Constant probability of success: Usually the probability of success is not constant, but as long as we're selecting a relatively small sample from a relatively large population, the probability of success will be nearly constant and we can proceed. (Usually our sample represents far less than 1% of the population, so this is not a problem; some books use 10% as a threshold, but 1% is safer.)

Normal approximation: We need to check that `n hat(p) ge 10` and `n hat(q) ge 10`. If one or more of these inequalities does not hold, we need to use more sophisticated methods to construct a confidence interval. 

Exercises

1. Compute the value of `z text(*)` for a confidence level of:

a) 90%

b) 98%

2. Compute the sample size for a 95% confidence interval assuming you want the margin of error to be no more than 3% and you have no prior information about the topic being investigated.

3. Fairleigh Dickinson University’s PublicMind project conducted a telephone telephone survey of New Jersey residents between April 30 and May 6, 2012, finding that among 797 registered voters, 56% approved of the way NJ Gov.

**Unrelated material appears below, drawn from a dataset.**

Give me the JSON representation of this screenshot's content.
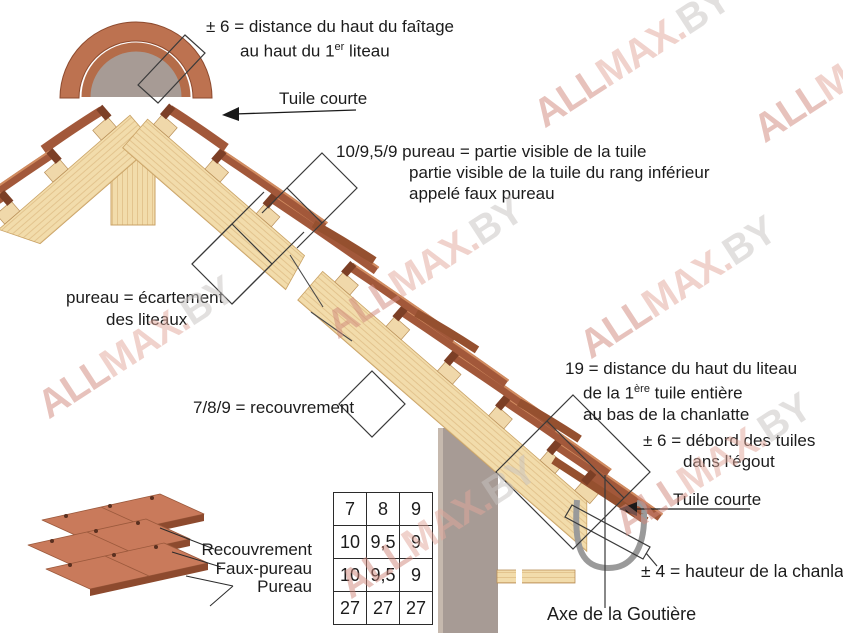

Chris Christie was handling his job.

a) Construct a 95% confidence interval for the proportion of all NJ residents who approved of Christie during May 2012.

b) How large of a sample size would you need in order to construct a 95% confidence interval with a margin of error no bigger than 2.5%, if you were to conduct a new survey?

c) For the original survey, if you constructed a 90% confidence interval would it be wider or narrower than the 95% interval you constructed in part a?

In the remaining exercises, construct a confidence interval as indicated, or explain why you should not construct the interval.

4. The Web site for MSNBC's The Ed Show asked visitors to respond to the question, "Was President Obama’s re-election a victory for the middle class?" Of 4,686, people who participated, 97.31% responded "yes," while the rest responded "no." Construct a 95% confidence interval for the proportion of all who Americans think Obama’s re-election was a victory for the middle class?

5. On November 11, 2012, The Herald reported that 73% of 1,305 students who graduated high school from the Edmonds School District during 2010 had gone on to attend college. Construct a 95% confidence interval for the proportion of all 2010 high school graduates from the Edmonds School district who went on to attend college.